I know there are solutions to this, but for some reason they don't seem to work correctly in my scenario.
I need to weight an actual value against a nominal value and a certain upper and lower tolerance threshold.
In order to work with it in a way that makes sense to me as a programmer, I'd like to have my nominal value Vn to be 0% whereas my positive tolerance treshold Tu would be 100%. So any value above that tolerance field would be >100%. I need the same for a lower tolerance threshold Tl. Now there are plenty of scenarios where I would have a negative lower threshold and a positive nominal and upper threshold whereas the actual value could lie anywhere in between or outside those boundaries.
I guess there's no universal algorithm, so I probably would need two, one considering the lower threshold as 100% and one that considers the upper as 100%.
I stumbled across this Thread which comes close to what I want. I tried it in Excel and indeed I get 100% for my upper threshold. But it seems to scale wrong as my nominal value is not 0% and double the threshold is way beyond 200%.
I tried a lot but I can't figure out how to get this working correctly.
Best Answer
Meanwhile I found the solution to this issue.
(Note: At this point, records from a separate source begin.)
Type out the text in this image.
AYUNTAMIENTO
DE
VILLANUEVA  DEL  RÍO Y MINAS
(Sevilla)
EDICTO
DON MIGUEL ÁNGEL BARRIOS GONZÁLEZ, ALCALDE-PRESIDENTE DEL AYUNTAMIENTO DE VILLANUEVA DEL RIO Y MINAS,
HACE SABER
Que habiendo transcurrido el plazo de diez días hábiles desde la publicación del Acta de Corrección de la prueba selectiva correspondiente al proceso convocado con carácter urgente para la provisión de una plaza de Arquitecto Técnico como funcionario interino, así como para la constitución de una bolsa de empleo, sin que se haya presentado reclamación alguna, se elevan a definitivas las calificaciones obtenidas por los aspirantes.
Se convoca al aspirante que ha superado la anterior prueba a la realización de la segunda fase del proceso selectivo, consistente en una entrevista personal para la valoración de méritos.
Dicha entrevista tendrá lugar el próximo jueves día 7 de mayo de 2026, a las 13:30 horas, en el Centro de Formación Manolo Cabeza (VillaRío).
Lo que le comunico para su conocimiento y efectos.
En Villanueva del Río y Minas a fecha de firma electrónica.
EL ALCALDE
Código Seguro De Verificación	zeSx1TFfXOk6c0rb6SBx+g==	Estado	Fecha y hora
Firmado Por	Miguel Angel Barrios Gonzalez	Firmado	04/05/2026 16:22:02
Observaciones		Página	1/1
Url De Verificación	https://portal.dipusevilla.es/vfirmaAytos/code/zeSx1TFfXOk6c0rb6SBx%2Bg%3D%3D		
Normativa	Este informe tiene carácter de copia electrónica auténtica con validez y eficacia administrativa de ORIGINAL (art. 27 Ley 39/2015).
It's easier than I thought.
You have a nominal value $N$, your actual value $A$ and two relative tolerance thresholds $T_L$ and $T_U$. So in order to calculate the percentage $P$ based on this field would result in the following formula whereas
$$ T = \begin{cases} A < N, T_L \\ A > N, T_U \end{cases} $$
$$ P=\frac{A-N}{T} $$
This returns in a decimal percentage, by multiplying with $100$ you end up with a percentage value.
For example: $$ T_U = 0.5 \\ N = 1 \\ T_L = -1.5 $$
would result in the following equation: $$ A=1.35\\ T=T_U\\ P =\frac{1.35-1}{0.5}=\frac{0.35}{0.5}=0.7=70\% $$ The absolute tolerance would be $N+T_U=1.5$ which looks good.
with $T_L$ used: $$ A=-0.2\\ T=T_L\\ P=\frac{-0.2-1}{-1.5}=\frac{-1.2}{-1.5}=0.8=80\% $$
The absolute tolerance would be $N-T_L=-0.5$ so this looks good.